We know that it is more important for our students to learn which questions to ask rather than to learn the answers. We do this by avoiding the questions which require memorised answers. We help students understand that what is important is an ability to use the facts they have learned. Our focus at Ziauddin is to teach our students how to ask the right questions (questions that are good, thought-provoking, and interesting) and lessen the emphasis on rote learning.

Argumentation

Creative ideas are difficult to come by because we tend to be fixed in habits of thinking. This means, to develop our students’ creativity, we give them opportunities to persuade other people of the value of their ideas. Argumentation is a practical component of creative thinking and is considered to be a key strategy for teaching in the 21st Century. Therefore, when students finish a science project, they present it and demonstrate why it makes an important contribution, or if they create a piece of artwork, we ask them to describe why they think it has value.

Generating Ideas

Practical activities in ZSC classrooms support productive ‘out-of-the-box’ thinking where students are comfortable being constructively critical of each other. This helps our students understand that some ideas are better than others. Our teachers collaborate with their students in class to support their creative thinking. In our classrooms we use ideas as opportunities to suggest new approaches and to encourage further creative thinking.

We Demonstrate that Knowledge is Flexible, Not Fixed

Our teachers are learners too. They have knowledge that students may not have, but we understand they our students have flexibility of thinking that our teachers may have lost. Our classrooms are therefore dynamic and stimulating places where everyone learns.

Be a Problem-Solver

Perseverance in learning is an important student attribute in the 21st Century. Our teachers prepare students by describing obstacles that they may face while trying to be creative. This has happened to many people throughout history.

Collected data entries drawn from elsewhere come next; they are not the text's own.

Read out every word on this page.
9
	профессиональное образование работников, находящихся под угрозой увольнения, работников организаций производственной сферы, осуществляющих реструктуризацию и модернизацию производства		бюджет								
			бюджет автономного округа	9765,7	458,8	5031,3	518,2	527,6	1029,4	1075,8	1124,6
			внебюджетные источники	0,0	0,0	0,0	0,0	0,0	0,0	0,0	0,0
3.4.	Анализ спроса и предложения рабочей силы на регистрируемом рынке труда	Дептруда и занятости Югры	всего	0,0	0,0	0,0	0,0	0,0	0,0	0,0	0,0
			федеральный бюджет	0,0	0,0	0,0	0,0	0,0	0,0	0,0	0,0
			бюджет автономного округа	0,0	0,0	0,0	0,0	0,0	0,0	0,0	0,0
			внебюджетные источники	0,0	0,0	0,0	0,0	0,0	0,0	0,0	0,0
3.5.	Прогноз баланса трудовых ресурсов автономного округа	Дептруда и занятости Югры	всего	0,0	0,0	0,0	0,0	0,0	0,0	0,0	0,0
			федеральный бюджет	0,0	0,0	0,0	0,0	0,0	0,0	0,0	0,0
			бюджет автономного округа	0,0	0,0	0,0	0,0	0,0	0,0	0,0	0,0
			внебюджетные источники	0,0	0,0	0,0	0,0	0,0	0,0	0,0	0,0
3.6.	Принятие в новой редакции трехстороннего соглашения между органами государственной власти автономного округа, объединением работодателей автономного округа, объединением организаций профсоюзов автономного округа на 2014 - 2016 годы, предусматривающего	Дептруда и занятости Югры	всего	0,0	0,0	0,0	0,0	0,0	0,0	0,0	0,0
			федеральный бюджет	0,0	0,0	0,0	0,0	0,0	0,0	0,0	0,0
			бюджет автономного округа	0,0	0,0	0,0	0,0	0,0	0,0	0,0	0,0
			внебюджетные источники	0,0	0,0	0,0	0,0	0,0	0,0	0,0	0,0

Therefore, we help our students learn from their struggles, identifying aspects of what they are doing that are being successful and why, and discussing with them/suggesting other ways to help them overcome the barriers.

Developing Our Students’ Self-Efficacy

At Ziauddin we believe it is vitally important that students believe in themselves and believe in the value of what they are doing. The main limitation on what anyone can do is what they think they can do. In order to help our students develop their creativity we need to give them a strong foundation for that creativity – helping them believe in their ability to be creative.

Students’ Engagement in Learning

Our teachers are always striving to find out what excites their students. This is because we understand that the best learning happens when students are engaged in doing things they are genuinely interested in.

Classrooms that Nurture Creativity

Our teachers are role models of creativity because this is the most powerful way to develop our students’ creativity. The teachers we remember from our school and college days are not those who covered the most content in their lessons, but those whose thoughts and actions served as a role model for us. To be the best role models, our teachers are clear about their values, goals and ideas, and demonstrate these in their actions. They always reward students’ creativity.